How do you compare and choose between them?
- If you want minimum finger movement for turning pages, the Voyage PagePress “flips” pages with a slight touch of your thumbs on its flat edges. That makes for one-handed reading! Just hold the reader with one hand and gently squeeze with your thumb. If you read much in dark places, the self-adjusting, six-cell, back-lit, ultra-sharp screen will do the trick and the optional free-for-life 3G data connection model, $369.99, will keep you connected when there is no WiFi.
- If you read all the time everywhere, the lighter All–New Kindle is easier to keep around. It holds just as many books with 4 GB storage but lasts one month on one charge compared to the Voyage’s six weeks and has a slightly faster charge-up time. At 167 DPI, the Kindle is still plenty sharp for easy reading. Its big feature is Bluetooth connectivity with wireless headphones and speakers with VoiceView screen reader allowing visually impaired readers to have navigation and text read out to them. Nice!
eReaders have taken a popularity hit losing out to more convenient do-it-all phones and tablets. But when you are ready to escape the distractions of the world (you can email with Kindles) see some of the powerful features Kindle includes in its eReaders:
- Fonts like Bookerly, Ember and OpenDyslexi
- Arrives pre-registered
- Saves and synchronizes your last page read, bookmarks and annotations!
- All of your devices and Kindle apps
- Automatic backup of your Kindle books in the Cloud for free download
- Goodreads with over 50 million members
- 1.5 billion books added, and 50 million book reviews
- X-Ray explores the “Bones of the Book” like passages across a book that mention relevant ideas, fictional characters, historical figures, places, or topics of interest
- Word Wise makes short and simple definitions automatically appear above difficult words
- Kindle FreeTime gives parents a simple way of engaging kids to spend more time reading with hand-selected books achievement rewards and more
- Time to Read tells you how much time it will take to finish a chapter or a book based on your personalized reading speed
- Share your favourite passages or book recommendations and highlighted sections and meaningful quotes with friends via Facebook and Twitter
- Smart Lookup integrates a full dictionary definition with other reference information via X-Ray and Wikipedia
- Custom-Built Typesetting Engine for word and character spacing with hyphenation, justification, ligatures, and kerning laying out pages just as the author intended…impressive!
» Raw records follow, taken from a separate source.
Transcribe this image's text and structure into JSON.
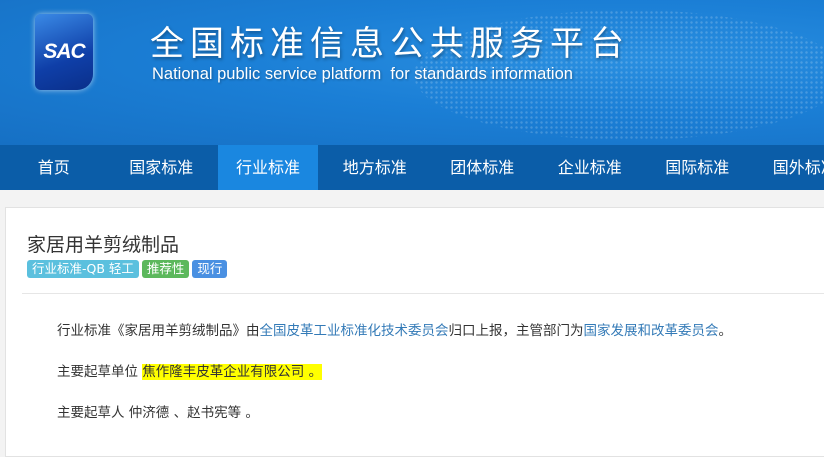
{
  "header": {
    "logo_text": "SAC",
    "title_cn": "全国标准信息公共服务平台",
    "title_en": "National public service platform  for standards information"
  },
  "nav": {
    "items": [
      "首页",
      "国家标准",
      "行业标准",
      "地方标准",
      "团体标准",
      "企业标准",
      "国际标准",
      "国外标准"
    ],
    "active_index": 2
  },
  "standard": {
    "title": "家居用羊剪绒制品",
    "tags": [
      {
        "label": "行业标准-QB 轻工",
        "color": "#5bc0de"
      },
      {
        "label": "推荐性",
        "color": "#5cb85c"
      },
      {
        "label": "现行",
        "color": "#4a90e2"
      }
    ],
    "desc_prefix": "行业标准《家居用羊剪绒制品》由",
    "committee_link": "全国皮革工业标准化技术委员会",
    "desc_mid": "归口上报，主管部门为",
    "authority_link": "国家发展和改革委员会",
    "desc_end": "。",
    "drafting_unit_label": "主要起草单位",
    "drafting_unit": "焦作隆丰皮革企业有限公司 。",
    "drafters_label": "主要起草人",
    "drafters": "仲济德 、赵书宪等 。"
  }
}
IS THAT A SMARTWATCH OR A FIT BAND ON YOUR WRIST?
Samsung’s new Fit 2, as wide as a men’s watch band, blends the right functions of a smart watch and a fit band.
Its long screen is sharp enough to read combined notifications, including alarms, with ready-to-go pre-typed responses to email and messages. It comes with a good selection of exercise apps with options for more.
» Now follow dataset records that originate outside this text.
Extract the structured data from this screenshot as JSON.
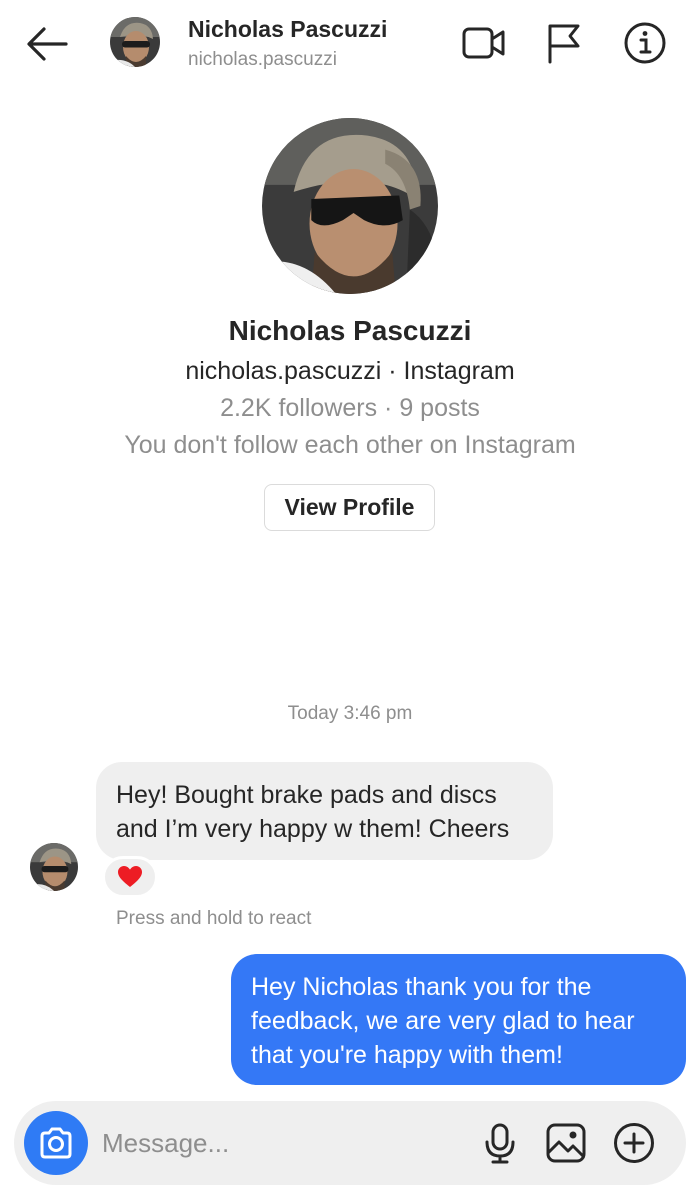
{
  "header": {
    "name": "Nicholas Pascuzzi",
    "username": "nicholas.pascuzzi"
  },
  "profile": {
    "name": "Nicholas Pascuzzi",
    "handle_line": "nicholas.pascuzzi · Instagram",
    "stats_line": "2.2K followers · 9 posts",
    "follow_status": "You don't follow each other on Instagram",
    "view_profile_label": "View Profile"
  },
  "conversation": {
    "timestamp": "Today 3:46 pm",
    "incoming": {
      "text": "Hey! Bought brake pads and discs and I’m very happy w them! Cheers",
      "reaction": "heart"
    },
    "hint": "Press and hold to react",
    "outgoing": {
      "text": "Hey Nicholas thank you for the feedback, we are very glad to hear that you're happy with them!"
    }
  },
  "composer": {
    "placeholder": "Message..."
  },
  "colors": {
    "accent": "#3478f6",
    "camera_button": "#2f7bf5",
    "incoming_bubble": "#efefef",
    "reaction_heart": "#ed1c24"
  },
  "icons": [
    "back-arrow-icon",
    "video-call-icon",
    "flag-icon",
    "info-icon",
    "heart-icon",
    "camera-icon",
    "microphone-icon",
    "gallery-icon",
    "plus-icon"
  ]
}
I like its 24-hour auto and multi-sport tracking log feature which automatically measures and tracks your every movement. This includes sleeping, napping, walking, stepping, running and more. It has built-in GPS and a heart monitor, both of which come into play according to your activity.
All your activities are monitored from the Fit 2 on your wrist without your smartphone, including GPS tracking. When nearby, the band data is uploaded to your phone and can be viewed with more detail. Although the Fit 2 runs on Samsung’s proprietary Tizen OS it works with other non-Samsung Android phones. Smart!
The battery lasts up to several days if you turn most radios off, but squeezes in two days when in fitness mode. That’s better than most fit band competitors and smart watches considering its low profile around your wrist and very usable screen.
Oh yes, you can shower and swim with the Fit 2 and not worry about dust.